In 2003, the employer started giving employees five minutes at the start of each shift to put on their PPE and get to their workstations. They also got five minutes at the end of their shift to remove their PPE and shower. In 2016, the employer doubled the post-shift time to 10 minutes but didn’t record how much time workers actually spent changing and showering.
The U.S. Department of Labor (DOL) got wind of this and sued the employer under the Fair Labor Standards Act (FLSA) for not paying employees for all time spent changing and showering. The DOL hired an expert, who estimated that workers spent 15.6 minutes dressing pre-shift and 11 minutes post-shift undressing and showering — more time than the employer paid them.

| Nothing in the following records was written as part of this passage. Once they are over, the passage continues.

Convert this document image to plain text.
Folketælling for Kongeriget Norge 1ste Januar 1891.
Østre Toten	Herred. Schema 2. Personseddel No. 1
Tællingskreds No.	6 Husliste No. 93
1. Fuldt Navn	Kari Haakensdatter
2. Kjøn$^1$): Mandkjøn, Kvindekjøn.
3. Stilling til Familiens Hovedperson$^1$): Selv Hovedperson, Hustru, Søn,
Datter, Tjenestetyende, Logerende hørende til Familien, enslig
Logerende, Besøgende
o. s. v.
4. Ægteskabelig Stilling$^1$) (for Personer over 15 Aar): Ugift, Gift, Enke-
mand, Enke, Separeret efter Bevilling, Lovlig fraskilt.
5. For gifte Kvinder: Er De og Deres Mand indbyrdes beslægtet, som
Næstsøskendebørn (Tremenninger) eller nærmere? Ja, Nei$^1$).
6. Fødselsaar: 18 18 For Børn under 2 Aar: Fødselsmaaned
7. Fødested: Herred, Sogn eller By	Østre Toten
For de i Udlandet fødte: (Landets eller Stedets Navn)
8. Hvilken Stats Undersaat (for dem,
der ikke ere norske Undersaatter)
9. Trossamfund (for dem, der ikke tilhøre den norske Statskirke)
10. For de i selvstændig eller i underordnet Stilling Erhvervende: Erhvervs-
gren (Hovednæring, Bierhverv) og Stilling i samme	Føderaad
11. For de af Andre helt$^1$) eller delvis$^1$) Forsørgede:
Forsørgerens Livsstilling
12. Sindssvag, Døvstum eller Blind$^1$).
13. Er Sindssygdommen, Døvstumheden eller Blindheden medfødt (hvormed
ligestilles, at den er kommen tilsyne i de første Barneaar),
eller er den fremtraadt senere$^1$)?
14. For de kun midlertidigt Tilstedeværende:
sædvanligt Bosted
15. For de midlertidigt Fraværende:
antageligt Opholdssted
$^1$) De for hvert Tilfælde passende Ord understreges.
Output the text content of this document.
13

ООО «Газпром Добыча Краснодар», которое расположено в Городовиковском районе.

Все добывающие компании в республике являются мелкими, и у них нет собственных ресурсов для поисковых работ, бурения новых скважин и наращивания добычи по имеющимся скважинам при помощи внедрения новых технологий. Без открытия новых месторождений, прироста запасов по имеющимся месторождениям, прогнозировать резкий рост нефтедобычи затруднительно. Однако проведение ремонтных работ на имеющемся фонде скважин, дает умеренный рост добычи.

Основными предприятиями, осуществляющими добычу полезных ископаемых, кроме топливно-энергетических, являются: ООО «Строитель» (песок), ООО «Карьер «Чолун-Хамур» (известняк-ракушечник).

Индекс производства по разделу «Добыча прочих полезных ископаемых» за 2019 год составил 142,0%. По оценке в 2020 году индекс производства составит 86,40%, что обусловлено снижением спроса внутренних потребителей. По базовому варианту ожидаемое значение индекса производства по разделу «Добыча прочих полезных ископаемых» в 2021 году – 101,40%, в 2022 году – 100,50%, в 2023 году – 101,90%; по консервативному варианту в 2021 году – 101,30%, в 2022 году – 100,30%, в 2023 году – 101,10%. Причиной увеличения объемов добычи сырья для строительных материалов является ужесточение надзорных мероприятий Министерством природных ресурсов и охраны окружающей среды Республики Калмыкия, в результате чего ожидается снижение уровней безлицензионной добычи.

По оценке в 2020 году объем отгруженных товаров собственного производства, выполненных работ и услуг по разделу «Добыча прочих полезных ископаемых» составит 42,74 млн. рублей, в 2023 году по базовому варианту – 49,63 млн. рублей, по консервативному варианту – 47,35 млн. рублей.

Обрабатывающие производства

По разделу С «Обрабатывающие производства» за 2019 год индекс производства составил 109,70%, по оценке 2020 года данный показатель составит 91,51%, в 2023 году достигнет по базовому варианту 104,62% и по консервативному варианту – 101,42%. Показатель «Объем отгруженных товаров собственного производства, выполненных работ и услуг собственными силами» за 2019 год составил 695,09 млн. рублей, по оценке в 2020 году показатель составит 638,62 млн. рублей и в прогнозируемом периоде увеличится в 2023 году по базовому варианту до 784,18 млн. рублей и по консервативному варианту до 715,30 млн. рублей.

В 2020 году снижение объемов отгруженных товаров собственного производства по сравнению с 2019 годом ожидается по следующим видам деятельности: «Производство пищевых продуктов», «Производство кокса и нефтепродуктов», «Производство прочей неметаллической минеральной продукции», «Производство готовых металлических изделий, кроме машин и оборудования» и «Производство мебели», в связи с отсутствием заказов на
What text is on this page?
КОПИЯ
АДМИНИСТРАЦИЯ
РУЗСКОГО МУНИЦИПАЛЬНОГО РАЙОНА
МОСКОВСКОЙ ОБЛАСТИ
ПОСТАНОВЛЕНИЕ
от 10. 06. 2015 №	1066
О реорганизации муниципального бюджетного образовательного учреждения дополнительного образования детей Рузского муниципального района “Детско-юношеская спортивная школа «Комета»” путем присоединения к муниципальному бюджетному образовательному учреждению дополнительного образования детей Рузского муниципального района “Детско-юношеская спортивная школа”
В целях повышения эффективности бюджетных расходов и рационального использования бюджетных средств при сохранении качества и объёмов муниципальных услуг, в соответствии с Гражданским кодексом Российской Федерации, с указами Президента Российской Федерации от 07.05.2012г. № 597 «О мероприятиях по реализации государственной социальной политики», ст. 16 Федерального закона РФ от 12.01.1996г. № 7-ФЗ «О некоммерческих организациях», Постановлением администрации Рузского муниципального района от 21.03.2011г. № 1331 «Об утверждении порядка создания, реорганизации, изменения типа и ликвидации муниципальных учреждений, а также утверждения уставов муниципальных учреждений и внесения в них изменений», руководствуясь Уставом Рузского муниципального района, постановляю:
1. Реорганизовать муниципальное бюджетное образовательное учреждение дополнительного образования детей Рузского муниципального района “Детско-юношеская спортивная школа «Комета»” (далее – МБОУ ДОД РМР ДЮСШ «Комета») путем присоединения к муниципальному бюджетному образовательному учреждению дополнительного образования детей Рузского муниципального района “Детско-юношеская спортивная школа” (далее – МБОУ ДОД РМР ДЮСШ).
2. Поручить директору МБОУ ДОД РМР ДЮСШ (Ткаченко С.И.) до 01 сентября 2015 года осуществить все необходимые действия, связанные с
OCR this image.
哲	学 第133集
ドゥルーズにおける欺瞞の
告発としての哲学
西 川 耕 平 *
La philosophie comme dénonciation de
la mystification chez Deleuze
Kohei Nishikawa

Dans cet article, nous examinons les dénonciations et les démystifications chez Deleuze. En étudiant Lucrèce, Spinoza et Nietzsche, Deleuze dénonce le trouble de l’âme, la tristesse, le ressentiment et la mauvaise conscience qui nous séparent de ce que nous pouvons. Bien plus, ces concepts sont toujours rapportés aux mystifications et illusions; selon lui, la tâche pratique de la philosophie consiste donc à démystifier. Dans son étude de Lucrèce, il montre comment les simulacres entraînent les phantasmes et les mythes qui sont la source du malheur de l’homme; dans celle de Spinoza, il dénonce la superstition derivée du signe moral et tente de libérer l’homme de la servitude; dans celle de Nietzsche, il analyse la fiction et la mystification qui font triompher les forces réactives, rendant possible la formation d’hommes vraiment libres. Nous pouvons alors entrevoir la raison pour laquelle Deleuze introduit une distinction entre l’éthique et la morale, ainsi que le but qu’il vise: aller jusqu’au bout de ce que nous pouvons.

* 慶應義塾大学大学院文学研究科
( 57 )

In court, the employer had the burden of proving that any unpaid time was too small to be considered paid time or worth the effort to be taxed, measured, or counted. It did not meet their burden.
The argument
The employer argued that it did enough by paying the employees for the two grace periods, the time it believed was reasonable. Focusing on actual time, it claimed, would reward employees for dragging their feet or tending to personal matters — lollygagging.
The DOL argued that the FLSA focuses on actual time and that employers must pay employees for all hours worked. The wage-and-hour provisions track the hours that employees work; they say nothing about a reasonableness limit. Plus, the FLSA orders employers to track actual hours and keep records of them.
The ruling
The court ruled in favor of the employees, telling the employer that it had to pay employees for the time they actually spent on changing and showering, not just the time the employer thought employees reasonably needed to do so.
If “reasonable time” was enough, employers could instead estimate hours, but estimating violates the FLSA’s recordkeeping requirement.
If an employee lollygags, the employer’s recourse is to discipline or terminate the employee — not to withhold compensation.
Because the time spent before and after shifts was not de minimis, the employer owed 11,780 hourly uniformed workers roughly $22.25 million in back pay. The employer also had to keep records of that time.
U.S. Department of Labor v. East Penn Manufacturing Company, Inc., Third Circuit Court of Appeals, Nos. 24-1046, 24-1059, December 19, 2024.
Key to remember: Employers must pay hourly employees for all hours worked, even if employees spend some of that time lollygagging. Employers may, however, discipline employees for lollygagging.